Las elecciones intermedias dejaron mucho que desear en cuanto a candidatos impresentables. Desde personajes como Alfredo Adame o Paquita “la del Barrio”, hasta el luchador Tinieblas por mencionar a los que al menos nos hicieron reír a carcajadas, hasta personajes indeseables y hasta peligrosos como Margarita Zavala que quién sabe cómo NO obtuvo las firmas suficientes para registrar su partido “México Libre”, sin embargo SÍ obtuvo más votos a pesar de que sus actos de campaña siempre lucieron vacíos.

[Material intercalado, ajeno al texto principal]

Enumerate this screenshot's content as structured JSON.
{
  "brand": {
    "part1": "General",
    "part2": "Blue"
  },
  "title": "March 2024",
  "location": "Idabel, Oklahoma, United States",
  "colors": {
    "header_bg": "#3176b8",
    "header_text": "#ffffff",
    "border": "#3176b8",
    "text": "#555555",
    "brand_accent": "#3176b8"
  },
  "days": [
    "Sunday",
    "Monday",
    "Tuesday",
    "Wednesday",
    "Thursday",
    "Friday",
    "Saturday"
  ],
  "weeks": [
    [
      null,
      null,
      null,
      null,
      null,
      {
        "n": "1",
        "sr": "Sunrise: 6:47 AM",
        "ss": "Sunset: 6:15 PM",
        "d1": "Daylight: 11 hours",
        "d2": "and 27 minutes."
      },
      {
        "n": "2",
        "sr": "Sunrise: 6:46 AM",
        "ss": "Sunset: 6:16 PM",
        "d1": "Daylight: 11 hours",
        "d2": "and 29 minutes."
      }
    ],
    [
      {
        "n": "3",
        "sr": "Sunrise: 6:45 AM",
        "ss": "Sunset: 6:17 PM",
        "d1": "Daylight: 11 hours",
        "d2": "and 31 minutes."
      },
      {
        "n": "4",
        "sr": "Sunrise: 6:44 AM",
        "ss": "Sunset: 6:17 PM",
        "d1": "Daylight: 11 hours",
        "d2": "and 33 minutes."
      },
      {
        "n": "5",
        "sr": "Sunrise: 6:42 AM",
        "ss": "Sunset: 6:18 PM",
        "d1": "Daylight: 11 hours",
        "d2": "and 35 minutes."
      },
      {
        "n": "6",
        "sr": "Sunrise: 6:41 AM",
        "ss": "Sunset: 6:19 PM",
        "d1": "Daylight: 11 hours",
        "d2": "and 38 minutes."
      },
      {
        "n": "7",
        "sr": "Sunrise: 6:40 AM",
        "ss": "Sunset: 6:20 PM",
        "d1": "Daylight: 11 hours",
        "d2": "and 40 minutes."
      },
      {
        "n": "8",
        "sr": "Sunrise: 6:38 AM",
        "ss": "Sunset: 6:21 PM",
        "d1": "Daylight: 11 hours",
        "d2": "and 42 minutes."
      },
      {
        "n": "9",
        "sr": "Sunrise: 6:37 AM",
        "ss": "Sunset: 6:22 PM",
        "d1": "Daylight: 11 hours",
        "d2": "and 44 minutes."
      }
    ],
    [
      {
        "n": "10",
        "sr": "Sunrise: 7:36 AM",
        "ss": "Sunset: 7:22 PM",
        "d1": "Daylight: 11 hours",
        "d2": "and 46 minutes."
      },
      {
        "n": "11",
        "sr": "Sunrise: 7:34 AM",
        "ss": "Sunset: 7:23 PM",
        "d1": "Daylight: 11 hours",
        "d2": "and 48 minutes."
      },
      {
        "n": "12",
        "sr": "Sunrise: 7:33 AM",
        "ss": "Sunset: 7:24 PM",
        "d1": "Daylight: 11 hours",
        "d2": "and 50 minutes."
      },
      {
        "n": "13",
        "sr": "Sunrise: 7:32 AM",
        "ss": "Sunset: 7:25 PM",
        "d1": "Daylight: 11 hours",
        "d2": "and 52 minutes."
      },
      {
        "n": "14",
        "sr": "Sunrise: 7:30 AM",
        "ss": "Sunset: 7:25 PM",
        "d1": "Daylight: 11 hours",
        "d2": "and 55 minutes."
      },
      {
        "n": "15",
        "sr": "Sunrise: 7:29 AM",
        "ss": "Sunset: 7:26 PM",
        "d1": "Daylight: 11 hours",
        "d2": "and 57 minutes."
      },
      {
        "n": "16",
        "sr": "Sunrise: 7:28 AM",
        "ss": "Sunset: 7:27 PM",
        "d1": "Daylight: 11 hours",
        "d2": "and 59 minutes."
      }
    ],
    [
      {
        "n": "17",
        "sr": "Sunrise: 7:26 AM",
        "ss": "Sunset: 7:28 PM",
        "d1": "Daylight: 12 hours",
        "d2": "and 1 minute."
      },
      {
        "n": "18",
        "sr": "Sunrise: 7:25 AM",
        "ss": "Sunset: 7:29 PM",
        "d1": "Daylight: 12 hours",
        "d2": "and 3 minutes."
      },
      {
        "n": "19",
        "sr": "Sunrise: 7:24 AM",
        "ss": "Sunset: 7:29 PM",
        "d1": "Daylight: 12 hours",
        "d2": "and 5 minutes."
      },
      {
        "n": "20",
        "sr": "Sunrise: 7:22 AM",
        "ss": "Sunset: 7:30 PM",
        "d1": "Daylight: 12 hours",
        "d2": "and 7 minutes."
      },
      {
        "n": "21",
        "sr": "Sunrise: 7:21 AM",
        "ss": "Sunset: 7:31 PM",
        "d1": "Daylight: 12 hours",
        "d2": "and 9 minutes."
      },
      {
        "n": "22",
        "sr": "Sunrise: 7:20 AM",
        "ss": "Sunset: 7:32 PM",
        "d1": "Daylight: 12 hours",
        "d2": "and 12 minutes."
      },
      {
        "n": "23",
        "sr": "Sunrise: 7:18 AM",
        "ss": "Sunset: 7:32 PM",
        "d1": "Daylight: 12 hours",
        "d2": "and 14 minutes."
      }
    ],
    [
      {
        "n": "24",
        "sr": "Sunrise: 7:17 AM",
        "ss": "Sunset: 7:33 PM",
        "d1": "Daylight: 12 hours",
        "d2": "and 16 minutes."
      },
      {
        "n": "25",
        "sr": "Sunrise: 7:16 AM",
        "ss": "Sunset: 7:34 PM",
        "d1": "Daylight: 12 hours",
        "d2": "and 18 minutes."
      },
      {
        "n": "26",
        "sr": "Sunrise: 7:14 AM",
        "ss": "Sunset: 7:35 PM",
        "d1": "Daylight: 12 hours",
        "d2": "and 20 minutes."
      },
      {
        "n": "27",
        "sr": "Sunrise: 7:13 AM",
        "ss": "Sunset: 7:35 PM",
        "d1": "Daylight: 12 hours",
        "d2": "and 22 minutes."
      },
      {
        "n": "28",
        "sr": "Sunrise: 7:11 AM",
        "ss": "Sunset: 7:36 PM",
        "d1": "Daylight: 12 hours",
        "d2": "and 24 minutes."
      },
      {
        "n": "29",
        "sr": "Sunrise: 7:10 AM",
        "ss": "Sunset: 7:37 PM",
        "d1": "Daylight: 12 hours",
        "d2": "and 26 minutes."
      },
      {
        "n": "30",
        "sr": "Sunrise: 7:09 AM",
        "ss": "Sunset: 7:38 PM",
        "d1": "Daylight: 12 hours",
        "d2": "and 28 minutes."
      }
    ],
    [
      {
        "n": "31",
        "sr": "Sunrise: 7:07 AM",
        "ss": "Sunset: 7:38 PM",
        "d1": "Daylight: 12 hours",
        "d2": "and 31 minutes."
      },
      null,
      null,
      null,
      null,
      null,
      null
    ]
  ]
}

En estos comicios lo que más llamó la atención, por lo escandaloso de los casos, fueron los candidatos misóginos que contendieron para un puesto de elección popular. Estuvo entre otros el multimillonario Jorge Hank Rhon, que el día que registró su candidatura por el hoy extinto Partido Encuentro Solidario, manifestó que “Creo que ahora como se le ha bajado un poquito la inteligencia (a la mujer). Antes eran más abusadas: agarraban al que las mantenía y ‘¡órale! Échale a chambear y yo aquí. Ahora no, ahora ellas quieren chambear”.

Contendió también, el candidato Mauricio Fernández, que entre muchas de sus perlas discursivas le respondió a una mujer “A ver niña, entonces… ¿Tus tweets están protegidos y tú embarazada?”.

También tuvimos el caso del aspirante al gobierno de Tlaxcala, por Redes Sociales Progresistas, Juan Carlos Sánchez García, acusado por violencia de género ante el Tribunal Tlaxcalteca de Elecciones (ITE) por una larga lista de acciones en contra de sus compañeras de partido, como con sus pares diputadas cuando este ejercía ese cargo.

Estuvieron también los casos de misoginia y violencia política contra las mujeres en razón de género que le costara la candidatura a Félix Salgado Macedonio o las muchas declaraciones del hoy gobernador de Monterrey, Samuel García.

Oculta, pero no menos escandalosa, fue la candidatura del hoy diputado Gabriel Quadri, que (para sorpresa de muchos y carcajadas de otros) le ganó en una elección abierta al ex líder estudiantil y experimentadísimo político Pablo Gómez.

Quadri, acusado de acoso por alumnas de la Ibero no tuvo ninguna manifestación en contra de parte de ninguna colectiva feminista, lo que trajo muchas suspicacias en un gran sector de los usuarios de las redes sociales, quienes vieron en ese fenómeno la confirmación de que muchos de esos grupos radicales atacan la misoginia o el acoso sólo cuando proviene de alguien afín a la llamada “Cuarta Transformación”.

El pasado sábado 12 de junio, Genaro Lozano citó la publicación que hiciera el año pasado la hoy diputada electa por el Partido Acción Nacional, América Rangel donde expone de manera por demás violenta y con un discurso de odio, su animadversión hacia la comunidad LGBTIQ+.

Ante el reclamo del comunicador, la diputada electa persiste en su yerro y presume que sus posturas a favor de “la familia, la vida y la mano dura son bien conocidas desde hace tiempo” sin percatarse (tal vez) que sus opiniones como diputada ya no son personales, sino que se deben al estado laico, a sus representados y a la sociedad en su conjunto con toda su diversidad, pluralidad, complejidad y abundancia.

Con estos antecedentes, y con fundamento en el Artículo 8vo de la Constitución Política de los Estados Unidos Mexicanos, le solicito de manera respetuosa a la Comisión Nacional para Prevenir la Discriminación (CONAPRED), al Partido Acción Nacional y a todas las autoridades que puedan conocer del presente asunto, a que se pronuncie sobre este y los otros casos aquí citados.

También, llamo a las personas de buena voluntad para que difundan esta justa demanda con la finalidad de exigir un castigo ejemplar para este y todos los casos de violencia de género, misoginia, odio contra la comunidad LGBTIQ+ y cualquier expresión que fomente la violencia en contra de minorías protegidas y más.

Las y los representantes populares tienen una gran responsabilidad. Sus dichos ya no son a título personal, sino a nombre de sus electores y sus partidos.